Sunday, 4 July 2010

The Baseball

Along with peanut butter and jelly, buttermilk pancakes and driving on the wrong side of the road, baseball is just something that you have to try while you are in America.

It's unlikley to ever be popular in the UK, but what I can say about it is that it is a good deal more accessible than Premier League football. And I'm not talking about wheelchairs here. A ticket for a game at Tropicana Field, St.Petersburg, home of the Tampa Bay Rays costs around $18 dollars. This is roughly £12, a quarter of the price you would have to stump up to see messrs Gerrard, Rooney and Drogba in league action.

And you can't say you are not getting your money's worth. A game of baseball takes around three hours to complete and, unlike other sports this has nothing to do with time-outs. While NBA basketball is hopelessly peppered with stoppages for tactical discussions, baseball has a rhythm more similar to T20 cricket. Nine innings, three outs per inning, and at the end of the ninth (or the bottom of the ninth as the locals would have it) the team with the most runs wins. It's rounders with razzamatazz, but what's so wrong with that?

Happily we visited Tropicana Field at a time when the Rays were going well. They have been pegged back a little since, but at the time of our visit to see them take on the Chicago White Sox they led their division and had the best win/loss record in MLB. They didn't let us down here either, winning 8-5 against an average looking White Sox outfit. Ok, so maybe the result should come at the end of the piece, but this is baseball. The result is not really the point.

Food on the other hand, is. One in three Rays fans seemed to turn up late, and carried with them a turkey leg the size of a baseball bat. Anyone with decent hand-eye co-ordination could easily have carried their turkey leg down to the plate and swished the White Sox pitcher out of the park. Well, they could on the kind of form he was in. I declined the turkey, but instead bought an infeasibly large tray of nachos, smothered with cheese aswell as the traditional baseball diet, a hot dog. The cheese was the thickest I have ever seen or tasted, and was more like sauce. You needed a spade to get to the nachos, but the hot dog went down every bit as well as I had expected.

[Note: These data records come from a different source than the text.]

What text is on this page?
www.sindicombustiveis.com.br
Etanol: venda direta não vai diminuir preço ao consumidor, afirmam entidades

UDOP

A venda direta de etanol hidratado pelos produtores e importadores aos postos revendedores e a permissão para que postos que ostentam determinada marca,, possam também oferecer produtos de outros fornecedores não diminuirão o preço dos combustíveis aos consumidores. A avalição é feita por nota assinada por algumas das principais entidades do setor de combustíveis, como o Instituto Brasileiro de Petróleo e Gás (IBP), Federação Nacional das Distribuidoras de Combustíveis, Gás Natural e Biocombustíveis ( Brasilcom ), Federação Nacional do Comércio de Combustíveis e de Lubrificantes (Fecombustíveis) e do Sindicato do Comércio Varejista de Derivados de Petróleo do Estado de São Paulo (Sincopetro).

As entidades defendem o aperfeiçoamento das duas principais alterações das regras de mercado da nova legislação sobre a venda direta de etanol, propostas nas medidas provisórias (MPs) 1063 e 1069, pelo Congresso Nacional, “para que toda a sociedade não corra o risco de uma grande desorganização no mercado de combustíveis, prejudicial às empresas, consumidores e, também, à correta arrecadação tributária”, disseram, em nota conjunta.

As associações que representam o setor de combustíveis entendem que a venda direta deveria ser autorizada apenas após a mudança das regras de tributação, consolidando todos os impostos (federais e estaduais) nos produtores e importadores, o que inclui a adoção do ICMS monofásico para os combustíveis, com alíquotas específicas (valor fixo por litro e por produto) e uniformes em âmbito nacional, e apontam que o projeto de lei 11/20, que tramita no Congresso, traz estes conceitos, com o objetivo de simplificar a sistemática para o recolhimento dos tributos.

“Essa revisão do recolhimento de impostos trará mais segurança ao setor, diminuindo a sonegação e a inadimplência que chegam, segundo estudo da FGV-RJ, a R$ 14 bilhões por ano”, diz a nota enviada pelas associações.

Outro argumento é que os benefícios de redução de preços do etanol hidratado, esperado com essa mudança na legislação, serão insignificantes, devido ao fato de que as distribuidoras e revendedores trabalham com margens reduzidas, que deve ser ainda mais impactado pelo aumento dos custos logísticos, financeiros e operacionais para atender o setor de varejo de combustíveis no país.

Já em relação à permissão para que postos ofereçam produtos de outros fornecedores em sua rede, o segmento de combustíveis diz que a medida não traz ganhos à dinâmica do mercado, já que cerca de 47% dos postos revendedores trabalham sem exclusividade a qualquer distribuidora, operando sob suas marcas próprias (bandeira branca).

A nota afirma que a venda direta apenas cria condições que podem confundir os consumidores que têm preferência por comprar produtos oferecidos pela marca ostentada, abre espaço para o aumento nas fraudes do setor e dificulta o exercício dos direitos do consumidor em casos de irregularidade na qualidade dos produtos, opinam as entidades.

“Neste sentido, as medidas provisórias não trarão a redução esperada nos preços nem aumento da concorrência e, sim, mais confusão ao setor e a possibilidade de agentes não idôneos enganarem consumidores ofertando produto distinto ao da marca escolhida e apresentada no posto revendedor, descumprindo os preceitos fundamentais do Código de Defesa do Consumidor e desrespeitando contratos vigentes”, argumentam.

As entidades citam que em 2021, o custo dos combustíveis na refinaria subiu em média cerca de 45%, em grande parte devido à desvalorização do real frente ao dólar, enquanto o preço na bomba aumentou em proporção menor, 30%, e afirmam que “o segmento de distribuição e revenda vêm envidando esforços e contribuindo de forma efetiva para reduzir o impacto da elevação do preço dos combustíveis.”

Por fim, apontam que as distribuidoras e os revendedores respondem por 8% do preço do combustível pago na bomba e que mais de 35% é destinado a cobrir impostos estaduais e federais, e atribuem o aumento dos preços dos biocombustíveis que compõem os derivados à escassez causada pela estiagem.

Hot dogs have other uses at Tropicana Field. Between innings a man would walk around the stadium shooting free t-shirts out of a huge hot-dog shaped gun. What is it with Americans and guns? And hot dogs? And T-shirts. The crowd lapped it up anyway, but alas I have to report that the wheelchair area is too high above the field for any free merchandise to have headed my way. On the plus side, this meant that I was safe from the stray baseballs which regularly find their way into the crowd. Nobody in the history of baseball has ever hit a ball far enough to have been able to hit me on the head that night.

Not even Evan Longoria. The Rays third-base man is no relation to the similarly named actress apparently, but has a sufficiently amusing moniker to entertain the hecklers when he strikes out. On this night he was in terrific form, hitting the ball at least.........ooohhhh, four times, though he did misfield on 'defence' once or twice. Other Rays players who endure persistent name calling are BJ Upton and Reid Brignac. I'll leave the kind of abuse afforded to Upton to your own imagination.

Following the game was the alleged bonus of some live music. Unfortunately, it was provided by Hall and Oates, they of 'Maneater' and 'I Can't Go For That' infamy. Emma's dad, who is a man at the right sort of age to be enthused at this prospect, was the first among us to wilt under the strain of Darryl and John's incessant whailing. He needed to get out, which pretty much meant the rest of us did also. All of which meant leaving behind half a can of industrial strength Budweiser (why is it so much stronger over there?) and heading back towards Orlando. I fell asleep, possibly due to the Budweiser, and can only remember waking up outside the gates of the villa and wondering why it had only taken five minutes to drive 120 miles.